Most Coronaviruses only infect cells from their parent species and species that are closely related to their parent. In these stem cells, Coronavirus can only multiply in certain tissues. That is, the cells and tissues for breeding this virus are very specific. This specificity is determined by the nature and distribution of the receptor molecule from the cell and the variation of the “Protein S” sequence from the virus itself.
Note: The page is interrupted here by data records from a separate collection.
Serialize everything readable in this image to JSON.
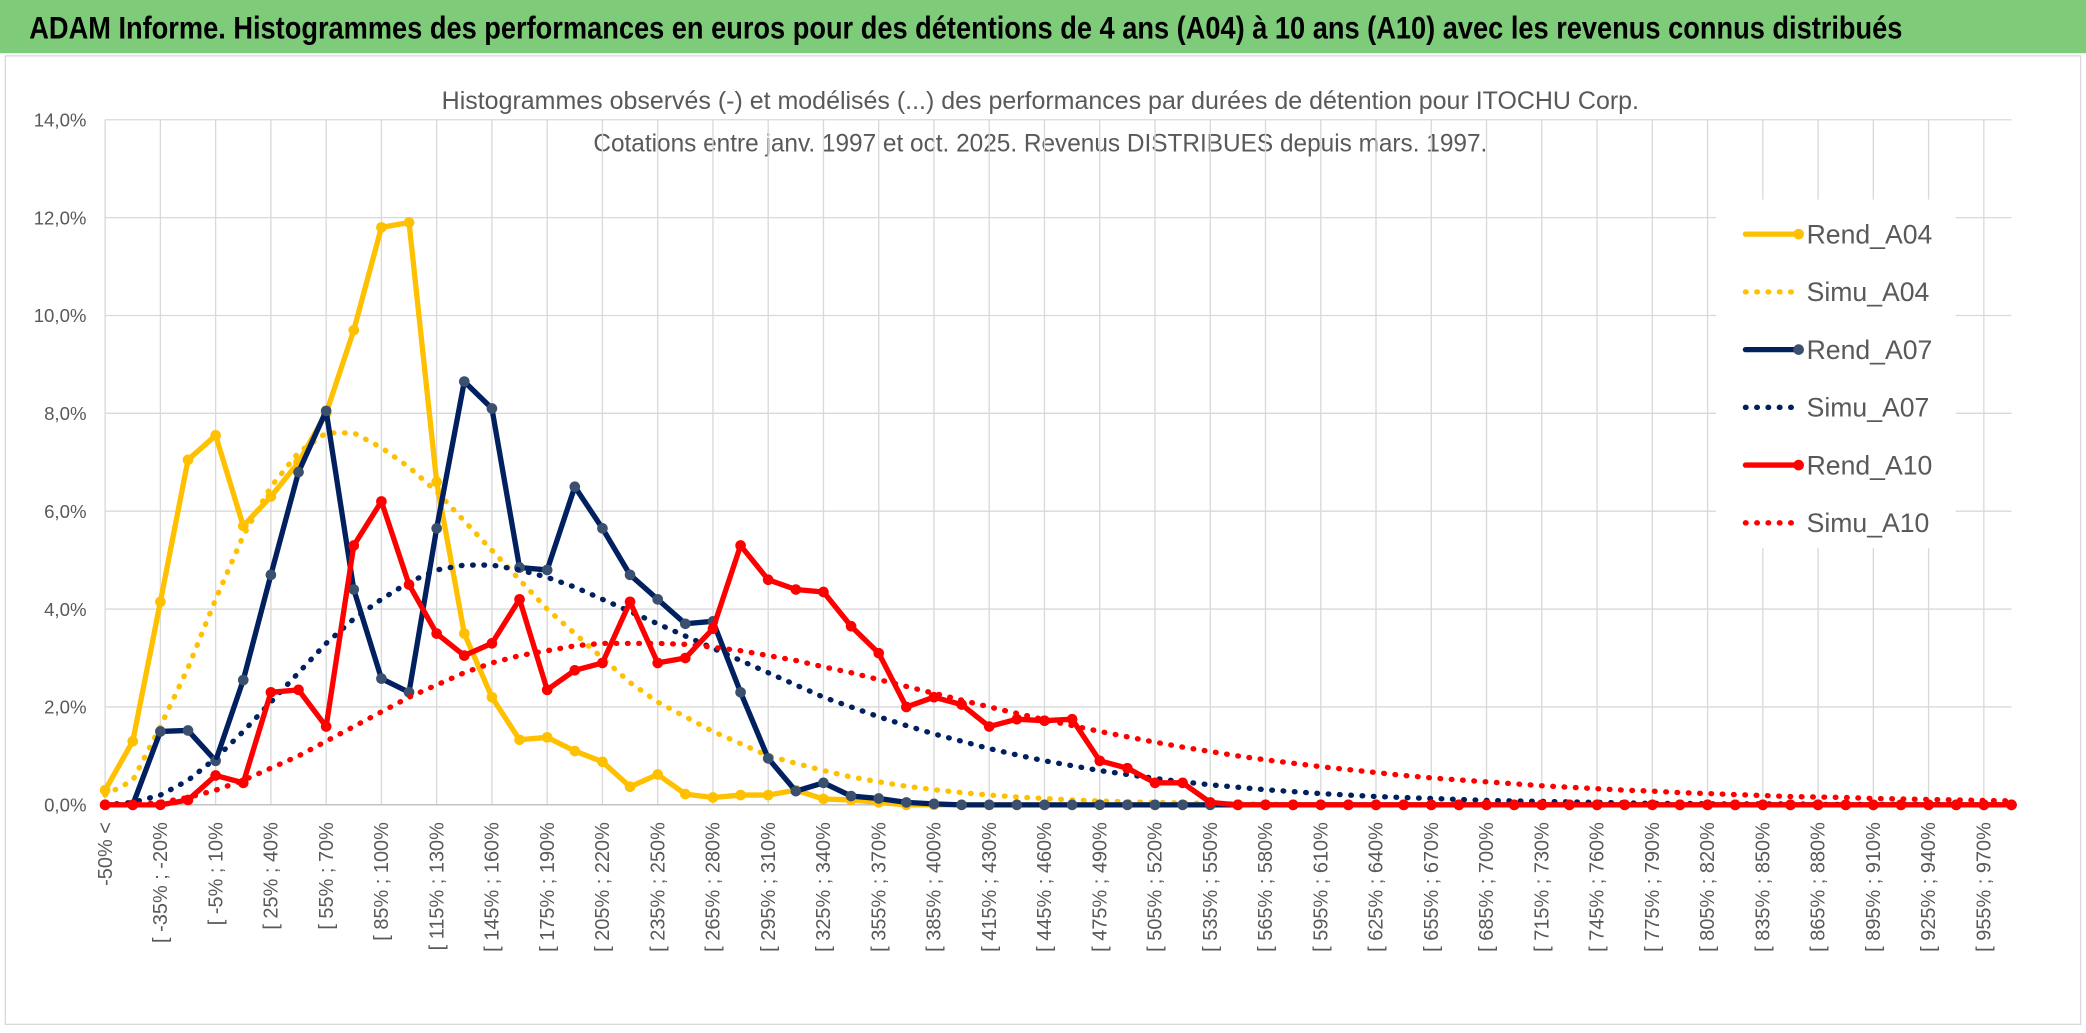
{
  "header": {
    "title": "ADAM Informe. Histogrammes des performances en euros pour des détentions de 4 ans (A04) à 10 ans (A10) avec les revenus connus distribués"
  },
  "chart_data": {
    "type": "line",
    "title": "Histogrammes observés (-) et modélisés (...) des performances par durées de détention pour ITOCHU Corp.",
    "subtitle": "Cotations entre janv. 1997 et oct. 2025. Revenus DISTRIBUES depuis mars. 1997.",
    "categories": [
      "-50% <",
      null,
      "[ -35% ; -20%",
      null,
      "[ -5% ; 10%",
      null,
      "[ 25% ; 40%",
      null,
      "[ 55% ; 70%",
      null,
      "[ 85% ; 100%",
      null,
      "[ 115% ; 130%",
      null,
      "[ 145% ; 160%",
      null,
      "[ 175% ; 190%",
      null,
      "[ 205% ; 220%",
      null,
      "[ 235% ; 250%",
      null,
      "[ 265% ; 280%",
      null,
      "[ 295% ; 310%",
      null,
      "[ 325% ; 340%",
      null,
      "[ 355% ; 370%",
      null,
      "[ 385% ; 400%",
      null,
      "[ 415% ; 430%",
      null,
      "[ 445% ; 460%",
      null,
      "[ 475% ; 490%",
      null,
      "[ 505% ; 520%",
      null,
      "[ 535% ; 550%",
      null,
      "[ 565% ; 580%",
      null,
      "[ 595% ; 610%",
      null,
      "[ 625% ; 640%",
      null,
      "[ 655% ; 670%",
      null,
      "[ 685% ; 700%",
      null,
      "[ 715% ; 730%",
      null,
      "[ 745% ; 760%",
      null,
      "[ 775% ; 790%",
      null,
      "[ 805% ; 820%",
      null,
      "[ 835% ; 850%",
      null,
      "[ 865% ; 880%",
      null,
      "[ 895% ; 910%",
      null,
      "[ 925% ; 940%",
      null,
      "[ 955% ; 970%",
      null
    ],
    "series": [
      {
        "name": "Rend_A04",
        "color": "#ffc000",
        "style": "solid",
        "marker": true,
        "values": [
          0.3,
          1.3,
          4.15,
          7.05,
          7.55,
          5.7,
          6.3,
          7.0,
          8.0,
          9.7,
          11.8,
          11.9,
          6.6,
          3.5,
          2.2,
          1.33,
          1.38,
          1.1,
          0.88,
          0.37,
          0.62,
          0.22,
          0.15,
          0.2,
          0.2,
          0.3,
          0.12,
          0.1,
          0.05,
          0,
          0,
          0,
          0,
          0,
          0,
          0,
          0,
          0,
          0,
          0,
          0,
          0,
          0,
          0,
          0,
          0,
          0,
          0,
          0,
          0,
          0,
          0,
          0,
          0,
          0,
          0,
          0,
          0,
          0,
          0,
          0,
          0,
          0,
          0,
          0,
          0,
          0,
          0,
          0,
          0
        ]
      },
      {
        "name": "Simu_A04",
        "color": "#ffc000",
        "style": "dotted",
        "marker": false,
        "values": [
          0.2,
          0.5,
          1.6,
          2.8,
          4.2,
          5.5,
          6.5,
          7.2,
          7.6,
          7.6,
          7.3,
          6.9,
          6.4,
          5.8,
          5.2,
          4.6,
          4.0,
          3.5,
          3.0,
          2.5,
          2.1,
          1.8,
          1.5,
          1.25,
          1.0,
          0.85,
          0.7,
          0.57,
          0.47,
          0.38,
          0.31,
          0.25,
          0.2,
          0.16,
          0.13,
          0.1,
          0.08,
          0.06,
          0.05,
          0.04,
          0.03,
          0.02,
          0.02,
          0,
          0,
          0,
          0,
          0,
          0,
          0,
          0,
          0,
          0,
          0,
          0,
          0,
          0,
          0,
          0,
          0,
          0,
          0,
          0,
          0,
          0,
          0,
          0,
          0,
          0,
          0
        ]
      },
      {
        "name": "Rend_A07",
        "color": "#002060",
        "style": "solid",
        "marker": true,
        "values": [
          0,
          0,
          1.5,
          1.52,
          0.9,
          2.55,
          4.7,
          6.8,
          8.05,
          4.4,
          2.58,
          2.3,
          5.65,
          8.65,
          8.1,
          4.85,
          4.8,
          6.5,
          5.65,
          4.7,
          4.2,
          3.7,
          3.75,
          2.3,
          0.95,
          0.28,
          0.45,
          0.18,
          0.13,
          0.05,
          0.02,
          0,
          0,
          0,
          0,
          0,
          0,
          0,
          0,
          0,
          0,
          0,
          0,
          0,
          0,
          0,
          0,
          0,
          0,
          0,
          0,
          0,
          0,
          0,
          0,
          0,
          0,
          0,
          0,
          0,
          0,
          0,
          0,
          0,
          0,
          0,
          0,
          0,
          0,
          0
        ]
      },
      {
        "name": "Simu_A07",
        "color": "#002060",
        "style": "dotted",
        "marker": false,
        "values": [
          0,
          0.05,
          0.2,
          0.5,
          0.95,
          1.5,
          2.1,
          2.7,
          3.3,
          3.8,
          4.2,
          4.55,
          4.8,
          4.9,
          4.9,
          4.8,
          4.65,
          4.45,
          4.2,
          3.95,
          3.7,
          3.45,
          3.2,
          2.95,
          2.7,
          2.45,
          2.2,
          2.0,
          1.8,
          1.62,
          1.45,
          1.3,
          1.15,
          1.02,
          0.9,
          0.8,
          0.7,
          0.62,
          0.54,
          0.47,
          0.41,
          0.36,
          0.31,
          0.27,
          0.23,
          0.2,
          0.17,
          0.15,
          0.13,
          0.11,
          0.09,
          0.08,
          0.07,
          0.06,
          0.05,
          0.04,
          0.03,
          0.03,
          0.02,
          0.02,
          0.02,
          0.02,
          0.01,
          0.01,
          0.01,
          0.01,
          0.01,
          0.01,
          0.01,
          0.01
        ]
      },
      {
        "name": "Rend_A10",
        "color": "#ff0000",
        "style": "solid",
        "marker": true,
        "values": [
          0,
          0,
          0,
          0.1,
          0.6,
          0.45,
          2.3,
          2.35,
          1.6,
          5.3,
          6.2,
          4.5,
          3.5,
          3.05,
          3.3,
          4.2,
          2.35,
          2.75,
          2.9,
          4.15,
          2.9,
          3.0,
          3.6,
          5.3,
          4.6,
          4.4,
          4.35,
          3.65,
          3.1,
          2.0,
          2.2,
          2.05,
          1.6,
          1.75,
          1.72,
          1.75,
          0.9,
          0.75,
          0.45,
          0.45,
          0.05,
          0,
          0,
          0,
          0,
          0,
          0,
          0,
          0,
          0,
          0,
          0,
          0,
          0,
          0,
          0,
          0,
          0,
          0,
          0,
          0,
          0,
          0,
          0,
          0,
          0,
          0,
          0,
          0,
          0
        ]
      },
      {
        "name": "Simu_A10",
        "color": "#ff0000",
        "style": "dotted",
        "marker": false,
        "values": [
          0,
          0,
          0.05,
          0.15,
          0.3,
          0.5,
          0.75,
          1.0,
          1.3,
          1.6,
          1.9,
          2.2,
          2.45,
          2.7,
          2.9,
          3.05,
          3.15,
          3.25,
          3.3,
          3.3,
          3.3,
          3.28,
          3.22,
          3.15,
          3.05,
          2.95,
          2.82,
          2.7,
          2.56,
          2.42,
          2.28,
          2.14,
          2.0,
          1.87,
          1.74,
          1.62,
          1.5,
          1.39,
          1.28,
          1.18,
          1.09,
          1.0,
          0.92,
          0.85,
          0.78,
          0.72,
          0.66,
          0.6,
          0.55,
          0.51,
          0.47,
          0.43,
          0.39,
          0.36,
          0.33,
          0.3,
          0.28,
          0.25,
          0.23,
          0.21,
          0.19,
          0.17,
          0.16,
          0.15,
          0.13,
          0.12,
          0.11,
          0.1,
          0.09,
          0.08
        ]
      }
    ],
    "ylim": [
      0,
      14
    ],
    "yticks": [
      {
        "value": 0,
        "label": "0,0%"
      },
      {
        "value": 2,
        "label": "2,0%"
      },
      {
        "value": 4,
        "label": "4,0%"
      },
      {
        "value": 6,
        "label": "6,0%"
      },
      {
        "value": 8,
        "label": "8,0%"
      },
      {
        "value": 10,
        "label": "10,0%"
      },
      {
        "value": 12,
        "label": "12,0%"
      },
      {
        "value": 14,
        "label": "14,0%"
      }
    ],
    "grid": true,
    "legend": "right"
  }
}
Coronavirus replication takes place in the cytoplasm of cells and this virus can also multiply in cells that have already taken nucleus (enucleated cells). In experiments outside the body (in vitro), actinomycin D can inhibit the replication of Coronavirus in cells. But there are no studies on the effectiveness of these antibiotics clinically. Therefore, there is no decision whether antibiotics can suppress the proliferation of this virus in the human body.

The Coronavirus replication process can be simply explained as follows. The virus first binds to cells through interactions between “Protein S” and receptors. After that the virus enters the cell and the viral RNA genome comes out of the viral membrane. Then part of the RNA genome functions as mRNA and partly as a template for negative RNA synthesis. The genome that functions as mRNA is translated into various proteins. Among these proteins, some of which function to form the body of the virus and some that function for the process of replication / multiplication of RNA. While some other RNA genomes are used for negative RNA synthesis. This negative RNA is then used as a template for positive RNA synthesis. And so on this process takes place repeatedly. With this process, finally the positive RNA that becomes the genome will multiply. The positive RNA that has been multiplied is wrapped by viruses that make up the body of the virus, so new viruses are formed (progeny). This new virus finally comes out of the cell and has a function as a normal virus that can infect the next cell.

Coronavirus mutation

RNA virus mutations, not just Coronavirus, usually occur during the RNA replication process. In this process, negative RNA is synthesized from positive RNA or vice versa. This synthesis is carried out by the enzyme RNA polymerase and the sequences of synthesized RNA are those that complement the template. At the time of this RNA synthesis, RNA polymerase is sometimes misread so that what is formed is not a sequence that complements the template. As a result, the sequence formed is mutated.

For DNA viruses, where DNA polymerase is at play, the same error occurs. But this error can be fixed, because for DNA replication there is an enzyme exonuclease that functions as “proof-reading” or “error correction”. That is, if there is a synthesized sequence that does not complement the template, this exonulease enzyme will get rid of the sequence, and only then the synthesis process will proceed again.

This difference actually causes the RNA virus, which includes Coronavirus, to mutate much faster than the DNA virus.

Now the extent to which Coronavirus is suspected to be the cause of SARS is mutated. The results of a team analysis from The Centers for Disease Control and Prevention (CDC), United States, showed that protein genes from proteins that make up the body of Coronavirus that causes SARS are very different from Coronavirus known during this, compared to viruses that infect humans and animals.